Migration Guide
Windows 10 End of Life: What to Do Next
Windows 10 support ended on October 14, 2025. The paid Extended Security Update program buys only a short extension, so the real decision is whether to replace a working PC, keep running an unsupported OS, or switch to Linux while your hardware still has useful life left.
What changed after October 14, 2025
Mainstream Windows 10 support is over. Microsoft now treats consumer ESU as a temporary bridge to October 13, 2026, not as a new long-term lifecycle.
For users whose machines cannot run Windows 11, that extra year does not solve the underlying hardware compatibility problem. It simply delays it.

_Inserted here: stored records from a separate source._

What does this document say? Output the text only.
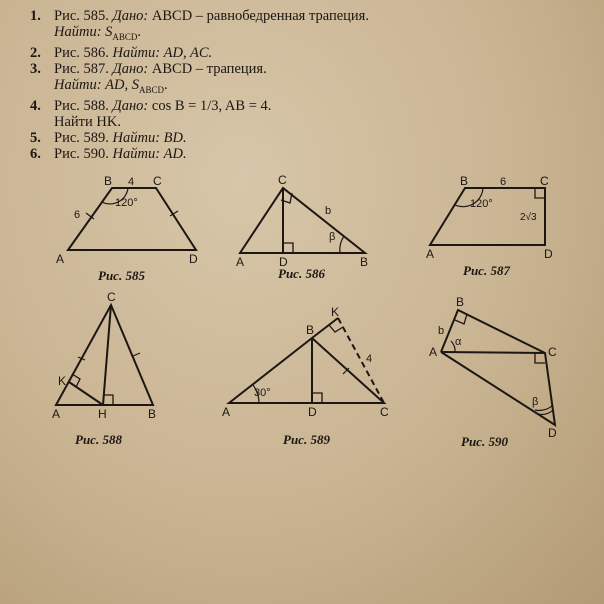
1. Рис. 585. Дано: ABCD – равнобедренная трапеция.
Найти: $S_{ABCD}$.
2. Рис. 586. Найти: AD, AC.
3. Рис. 587. Дано: ABCD – трапеция.
Найти: AD, $S_{ABCD}$.
4. Рис. 588. Дано: cos B = 1/3, AB = 4.
Найти HK.
5. Рис. 589. Найти: BD.
6. Рис. 590. Найти: AD.
A
B	C
D
4
6
120°
A
C
D	B
b
β
A
B	C
D
6
120°
2√3
A
C
H	B
K
A
B
C
D
K
30°
4	A
B
C
D
b
α
β
Рис. 585	Рис. 586	Рис. 587
Рис. 588	Рис. 589	Рис. 590
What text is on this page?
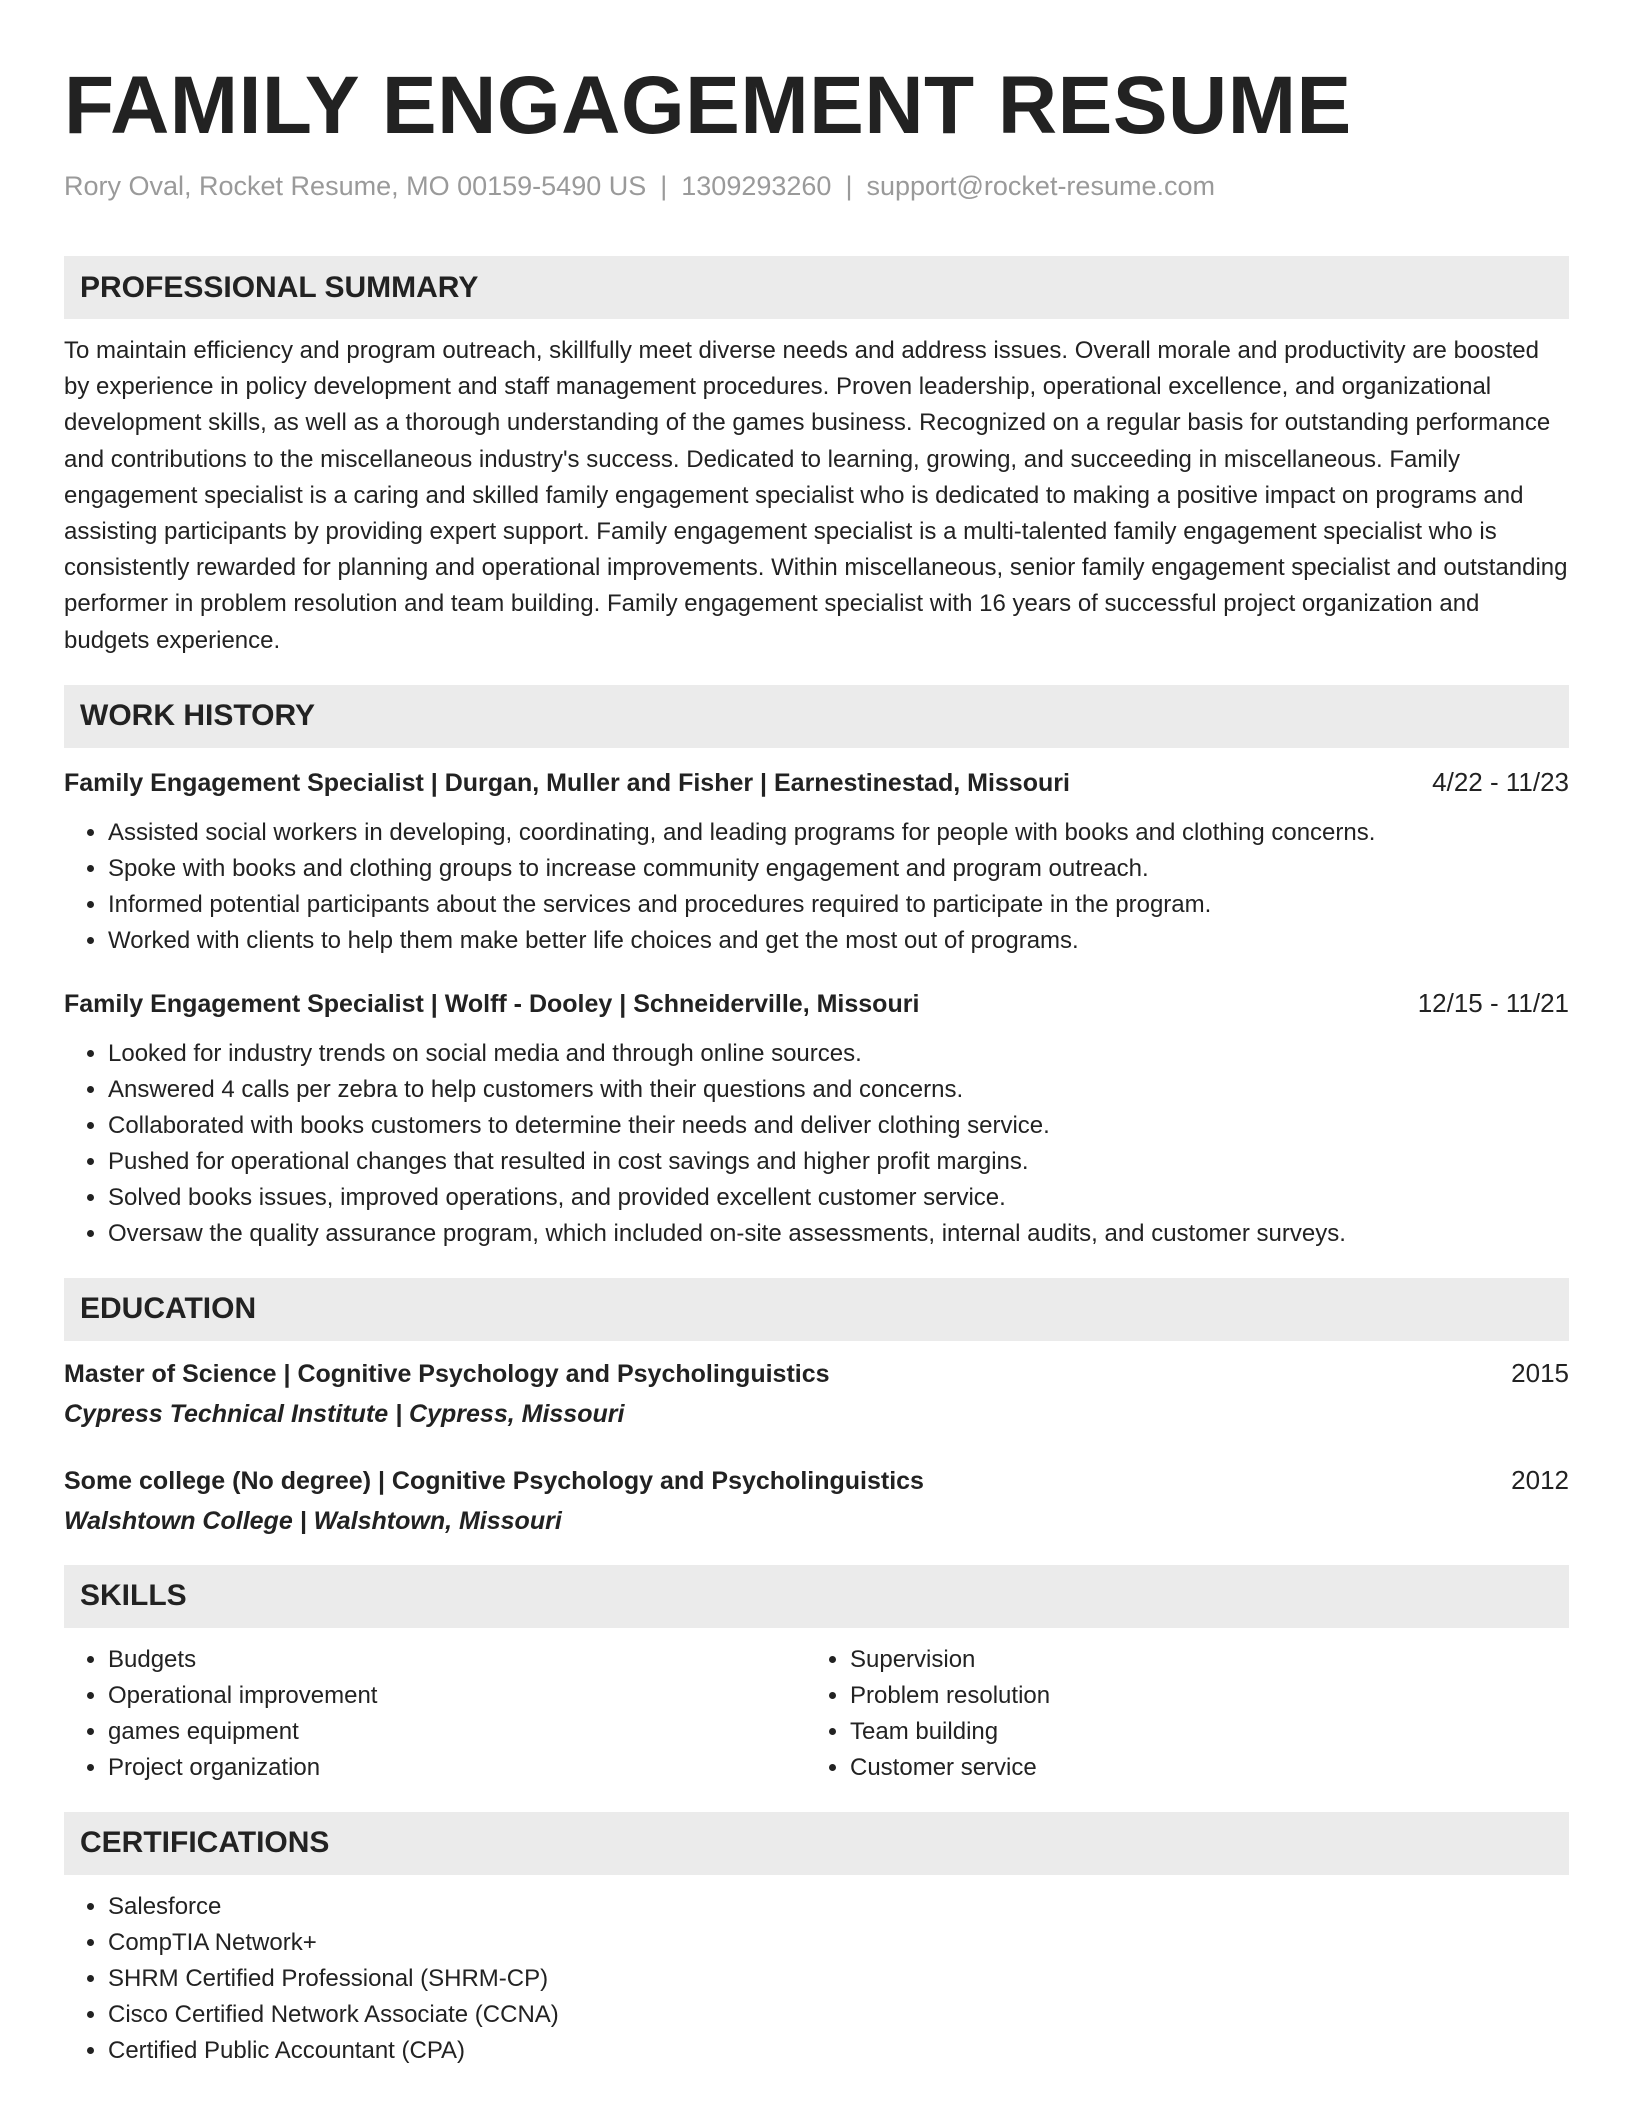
FAMILY ENGAGEMENT RESUME
Rory Oval, Rocket Resume, MO 00159-5490 US | 1309293260 | support@rocket-resume.com
PROFESSIONAL SUMMARY
To maintain efficiency and program outreach, skillfully meet diverse needs and address issues. Overall morale and productivity are boosted by experience in policy development and staff management procedures. Proven leadership, operational excellence, and organizational development skills, as well as a thorough understanding of the games business. Recognized on a regular basis for outstanding performance and contributions to the miscellaneous industry's success. Dedicated to learning, growing, and succeeding in miscellaneous. Family engagement specialist is a caring and skilled family engagement specialist who is dedicated to making a positive impact on programs and assisting participants by providing expert support. Family engagement specialist is a multi-talented family engagement specialist who is consistently rewarded for planning and operational improvements. Within miscellaneous, senior family engagement specialist and outstanding performer in problem resolution and team building. Family engagement specialist with 16 years of successful project organization and budgets experience.
WORK HISTORY
Family Engagement Specialist | Durgan, Muller and Fisher | Earnestinestad, Missouri	4/22 - 11/23
• Assisted social workers in developing, coordinating, and leading programs for people with books and clothing concerns.
• Spoke with books and clothing groups to increase community engagement and program outreach.
• Informed potential participants about the services and procedures required to participate in the program.
• Worked with clients to help them make better life choices and get the most out of programs.
Family Engagement Specialist | Wolff - Dooley | Schneiderville, Missouri	12/15 - 11/21
• Looked for industry trends on social media and through online sources.
• Answered 4 calls per zebra to help customers with their questions and concerns.
• Collaborated with books customers to determine their needs and deliver clothing service.
• Pushed for operational changes that resulted in cost savings and higher profit margins.
• Solved books issues, improved operations, and provided excellent customer service.
• Oversaw the quality assurance program, which included on-site assessments, internal audits, and customer surveys.
EDUCATION
Master of Science | Cognitive Psychology and Psycholinguistics	2015
Cypress Technical Institute | Cypress, Missouri
Some college (No degree) | Cognitive Psychology and Psycholinguistics	2012
Walshtown College | Walshtown, Missouri
SKILLS
• Budgets
• Operational improvement
• games equipment
• Project organization
• Supervision
• Problem resolution
• Team building
• Customer service
CERTIFICATIONS
• Salesforce
• CompTIA Network+
• SHRM Certified Professional (SHRM-CP)
• Cisco Certified Network Associate (CCNA)
• Certified Public Accountant (CPA)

Why Linux is back in the conversation
A large pool of older PCs remains fast enough for web work, office tasks, communications, and even light creative work. Linux distributions such as Mint, Ubuntu, and Fedora can keep those systems productive without forcing a hardware refresh.
Netraverse focuses on the migration blocker people actually care about: whether the apps and games they use can follow them to Linux.
FAQ
Can I safely stay on Windows 10 after support ends?
Only as a short-lived exception. After support ends, security risk climbs and consumer ESU expires on October 13, 2026.
What should I check before switching to Linux?
Check app compatibility first, then hardware age, gaming needs, and whether any Windows-only workflow still requires a VM or dual-boot.